Streak calculation in PostgreSQL

postgresql

23 Apr 2023

A lot of online services use streaks as an element of gamification so that a user maintains a certain behavior. In Duolingo for example you can keep a streak of continuous days of learning.

To calculate such streaks, you could use a loop and a days counter to iterate over the streak relevant elements. Depending on the size of the data, this could become pretty slow to calculate pretty fast.

A more efficient way to calculate streaks is to let the database do this job for us. PostgreSQL has a nice feature called window functions which can make use of the ROW_NUMBER().

Let’s assume we have some online service for cars and we want to create a streak for days when the car was moved less than 20km. In this example we could have such a table: car_daily_usages(id, car_id, day, distance).

If we now get all daily usages of a car and assign a row number to each row, we can subtract the row number from the day and all days that belong to the same streak will have the same result for this calculation, even though the result of this calculation is kind of meaningless as it depends on the full result of the query and not on the streak itself. Before providing the SQL query, let’s explain the strategy a bit more.

When providing example values for days that qualify for a streak, the row numbers and the resulting calculation, it becomes clear how it works:

row number  day         calculated day

         2023-03-02  2023-02-01
         2023-03-03  2023-02-01
         2023-03-04  2023-02-01

         2023-03-10  2023-03-06
         2023-03-11  2023-03-06
         2023-03-12  2023-03-06
         2023-03-13  2023-03-06

For the first streak, the days minus the row numbers will always result in 2023-02-01 and in the second streak, it will always result in 2023-03-06. However, this is only true for this result set. If there was another streak before, the calculated days would be different, but the same rows would still have the same calculated days. So we can think of the calculated days an identifier of a streak group. We could also hash that value to make sure it’s not confused with a date. With that result, we can aggregate by the calculated day aka streak group and get a start date and end date for a streak, as well as a days count by using the normal PostgreSQL aggregation functions.

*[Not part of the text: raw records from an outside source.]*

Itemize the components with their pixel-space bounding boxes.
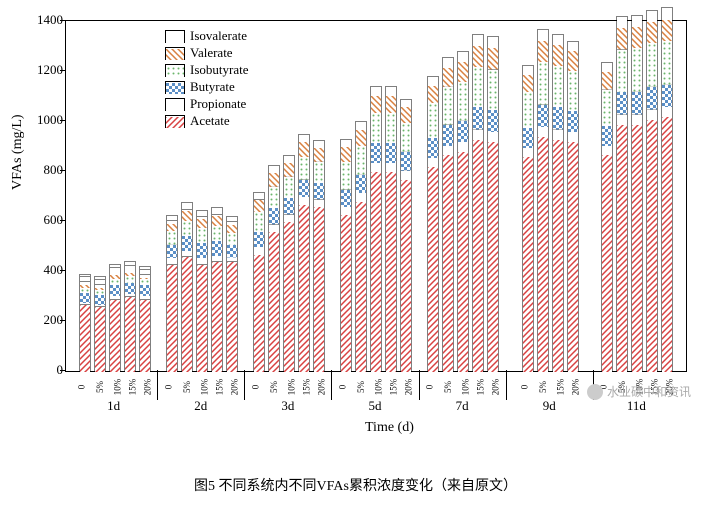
bar <box>340 139 352 372</box>
bar-label: 0 <box>250 385 260 390</box>
bar <box>537 29 549 372</box>
bar <box>601 62 613 371</box>
y-tick: 800 <box>23 162 63 178</box>
bar <box>139 266 151 371</box>
legend-item: Isovalerate <box>165 28 248 44</box>
y-tick: 1000 <box>23 112 63 128</box>
y-tick: 400 <box>23 262 63 278</box>
bar-label: 10% <box>460 379 470 396</box>
bar <box>616 16 628 371</box>
bar-label: 10% <box>286 379 296 396</box>
legend-label: Isovalerate <box>190 28 247 44</box>
bar <box>313 140 325 371</box>
bar-label: 0 <box>163 385 173 390</box>
bar-label: 15% <box>555 379 565 396</box>
bar <box>253 192 265 371</box>
bar <box>552 34 564 372</box>
bar <box>166 215 178 371</box>
group-label: 7d <box>424 398 501 414</box>
legend-label: Isobutyrate <box>190 62 248 78</box>
bar <box>79 274 91 372</box>
group-label: 1d <box>75 398 152 414</box>
group-label: 11d <box>598 398 675 414</box>
bar <box>457 51 469 371</box>
bar <box>94 276 106 371</box>
bar <box>226 216 238 371</box>
bar <box>370 86 382 371</box>
bar <box>646 10 658 371</box>
bar-label: 5% <box>95 381 105 393</box>
bar-label: 10% <box>199 379 209 396</box>
bar <box>631 15 643 371</box>
legend-label: Butyrate <box>190 79 235 95</box>
bar-label: 5% <box>443 381 453 393</box>
bar <box>283 155 295 371</box>
bar <box>355 121 367 371</box>
bar-label: 15% <box>475 379 485 396</box>
legend-item: Butyrate <box>165 79 248 95</box>
bar <box>298 134 310 372</box>
bar <box>661 7 673 371</box>
bar-label: 20% <box>570 379 580 396</box>
group-label: 5d <box>336 398 413 414</box>
bar-label: 0 <box>424 385 434 390</box>
bar-label: 0 <box>76 385 86 390</box>
figure-caption: 图5 不同系统内不同VFAs累积浓度变化（来自原文） <box>0 475 711 495</box>
bar-label: 10% <box>112 379 122 396</box>
bar <box>385 86 397 371</box>
bar <box>124 261 136 371</box>
bar-label: 5% <box>538 381 548 393</box>
bar <box>268 165 280 371</box>
bar-label: 15% <box>214 379 224 396</box>
bar <box>487 36 499 371</box>
legend-item: Valerate <box>165 45 248 61</box>
legend-label: Propionate <box>190 96 246 112</box>
bar <box>196 210 208 371</box>
bar <box>211 207 223 371</box>
bar <box>427 76 439 371</box>
bar-label: 20% <box>403 379 413 396</box>
plot-area <box>65 20 687 372</box>
bar-label: 5% <box>356 381 366 393</box>
bar <box>522 65 534 371</box>
bar-label: 20% <box>490 379 500 396</box>
y-tick: 600 <box>23 212 63 228</box>
legend-item: Isobutyrate <box>165 62 248 78</box>
legend: IsovalerateValerateIsobutyrateButyratePr… <box>165 28 248 130</box>
bar-label: 10% <box>373 379 383 396</box>
bar <box>472 34 484 372</box>
x-axis-label: Time (d) <box>365 420 414 436</box>
y-tick: 0 <box>23 362 63 378</box>
chart-container: VFAs (mg/L) Time (d) 0200400600800100012… <box>0 0 711 460</box>
bar-label: 15% <box>388 379 398 396</box>
bar-label: 20% <box>142 379 152 396</box>
group-label: 9d <box>511 398 588 414</box>
watermark-icon <box>587 384 603 400</box>
bar-label: 20% <box>229 379 239 396</box>
bar-label: 0 <box>337 385 347 390</box>
watermark: 水业碳中和资讯 <box>587 383 691 400</box>
y-tick: 1400 <box>23 12 63 28</box>
bar-label: 20% <box>316 379 326 396</box>
legend-item: Propionate <box>165 96 248 112</box>
legend-item: Acetate <box>165 113 248 129</box>
y-tick: 200 <box>23 312 63 328</box>
bar-label: 15% <box>127 379 137 396</box>
legend-label: Acetate <box>190 113 230 129</box>
bar-label: 0 <box>519 385 529 390</box>
group-label: 2d <box>162 398 239 414</box>
group-label: 3d <box>249 398 326 414</box>
bar <box>109 264 121 372</box>
y-tick: 1200 <box>23 62 63 78</box>
legend-label: Valerate <box>190 45 233 61</box>
watermark-text: 水业碳中和资讯 <box>607 383 691 400</box>
bar-label: 5% <box>182 381 192 393</box>
bar <box>567 41 579 371</box>
bar <box>181 202 193 371</box>
bar-label: 15% <box>301 379 311 396</box>
bar <box>400 99 412 372</box>
bar-label: 5% <box>269 381 279 393</box>
bar <box>442 57 454 371</box>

In order to make this calculation work in a single query we have to use common table expressions to make use of the row numbers and calculated streak groups.

WITH
-- Get a result set with streak groups
car_daily_usages_with_streaks AS (
  SELECT
    *,
    (day - ROW_NUMBER() OVER (ORDER BY day)::integer) AS streak_group
  FROM car_daily_usages
  WHERE car_id = 'example-car-id'
    AND distance < 20
  ORDER BY day
),

-- Aggregate the streak groups and filter out single days
streak_groups AS (
  SELECT
    MIN(day) AS start_at,
    MAX(day) AS end_at,
    COUNT(*) AS days_count
  FROM car_daily_usages_with_streaks
  GROUP BY streak_group
  HAVING COUNT(*) >= 2
)

SELECT *
FROM streak_groups

NOTE: if we get the row number over the car ID and group the streak groups also by car ID, we can get all streaks for all cars in a single query.